The residuary state of Andhra Pradesh suffered twice prior to now because of Chennai and Hyderabad. That’s what history tells us. Whether you lay your entire eggs in one basket you’ll suffer. Then why you need to continue with the same approach without bearing in mind the past experiences? It isn’t logical and rationale thinking.

The document prepared by the preceding regime says that you want Rs 1 lakh crore. Instead of planning to build a so-called city at a place which isn’t suitable for construction of any mega structures in 33,000 acres land acquired or pooled from farmers, he (Naidu) could have deliberate something in 500 acres elsewhere. The special investigating team is probing land-deals unearthing benamis of my predecessor and his cronies. People with vested interests purchased lands from naughty farmers. Then came the announcement of the capital and subsequent scam. Those who purchased lands at throwaway prices benefited to the tune of thousands of crores of rupees.

What do you say to the criticism that you need to downgrade Amaravathi to slight Naidu?

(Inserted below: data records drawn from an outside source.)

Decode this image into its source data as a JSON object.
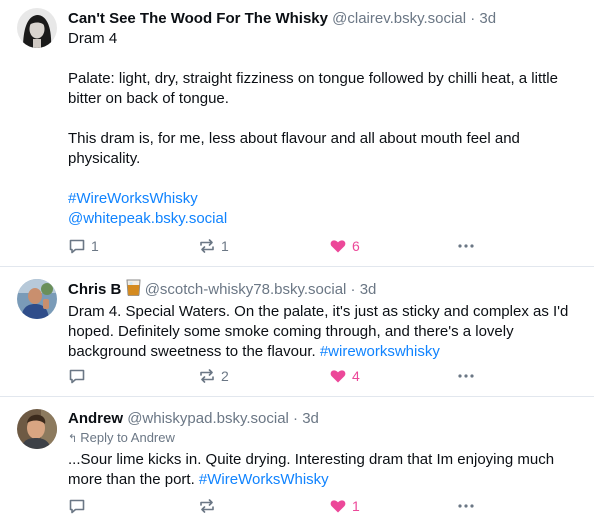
{
  "colors": {
    "link": "#1083fe",
    "muted": "#6b7785",
    "like": "#ec4899"
  },
  "posts": [
    {
      "author": "Can't See The Wood For The Whisky",
      "handle": "@clairev.bsky.social",
      "sep": "·",
      "time": "3d",
      "lines": [
        "Dram 4",
        "Palate: light, dry, straight fizziness on tongue followed by chilli heat, a little bitter on back of tongue.",
        "This dram is, for me, less about flavour and all about mouth feel and physicality."
      ],
      "hashtag": "#WireWorksWhisky",
      "mention": "@whitepeak.bsky.social",
      "replies": "1",
      "reposts": "1",
      "likes": "6"
    },
    {
      "author": "Chris B",
      "author_emoji": "whisky-tumbler",
      "handle": "@scotch-whisky78.bsky.social",
      "sep": "·",
      "time": "3d",
      "text": "Dram 4. Special Waters. On the palate, it's just as sticky and complex as I'd hoped. Definitely some smoke coming through, and there's a lovely background sweetness to the flavour.",
      "hashtag": "#wireworkswhisky",
      "replies": "",
      "reposts": "2",
      "likes": "4"
    },
    {
      "author": "Andrew",
      "handle": "@whiskypad.bsky.social",
      "sep": "·",
      "time": "3d",
      "reply_to": "Reply to Andrew",
      "text": "...Sour lime kicks in. Quite drying. Interesting dram that Im enjoying much more than the port.",
      "hashtag": "#WireWorksWhisky",
      "replies": "",
      "reposts": "",
      "likes": "1"
    }
  ],
  "icons": {
    "reply": "speech-bubble-icon",
    "repost": "repost-arrows-icon",
    "like": "heart-icon",
    "more": "ellipsis-icon"
  }
}
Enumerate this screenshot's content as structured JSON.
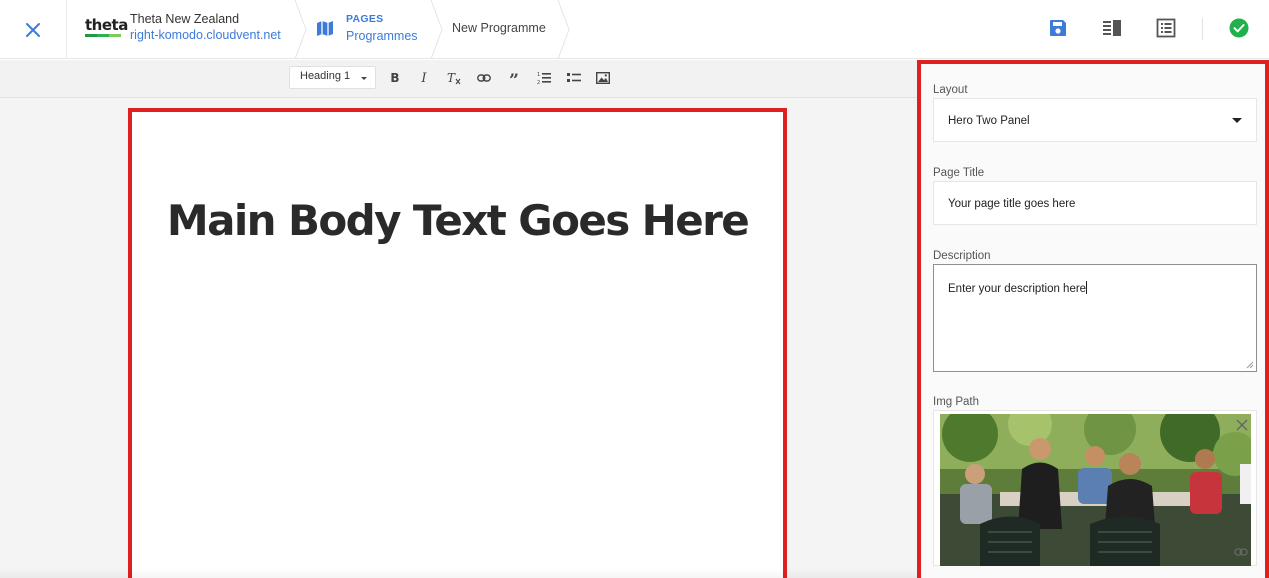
{
  "topbar": {
    "org_name": "Theta New Zealand",
    "org_url": "right-komodo.cloudvent.net",
    "logo_text": "theta",
    "breadcrumb_section": "PAGES",
    "breadcrumb_collection": "Programmes",
    "breadcrumb_current": "New Programme",
    "accent_color": "#3d7bd9",
    "icons": [
      "close-icon",
      "map-icon",
      "save-icon",
      "split-view-icon",
      "list-view-icon",
      "check-circle-icon"
    ]
  },
  "toolbar": {
    "heading_select": "Heading 1",
    "buttons": [
      "bold-icon",
      "italic-icon",
      "clear-format-icon",
      "link-icon",
      "quote-icon",
      "ordered-list-icon",
      "unordered-list-icon",
      "image-icon"
    ]
  },
  "editor": {
    "main_heading": "Main Body Text Goes Here"
  },
  "panel": {
    "layout": {
      "label": "Layout",
      "value": "Hero Two Panel"
    },
    "page_title": {
      "label": "Page Title",
      "value": "Your page title goes here"
    },
    "description": {
      "label": "Description",
      "value": "Enter your description here"
    },
    "img_path": {
      "label": "Img Path"
    }
  },
  "highlight_color": "#e0201f"
}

This is absurd. Why must we bother approximately Amaravathi? We imagine in the overall development of the state. We did not leave Amaravathi. The legislature will continue to work from Amaravathi.

How do you describe your equation with the BJP, which your party has regularly supported in the Parliament? Are you a proximate ally or an issue-based supporter?

We place the interests of our state ahead of other [matters] and navigate in that direction in dealing with each issue. We imagine that the special category status for Andhra will be a reality, whether not now, then in the close future. Our improve will be issue-based and will dovetail the betterment of our state in each aspect.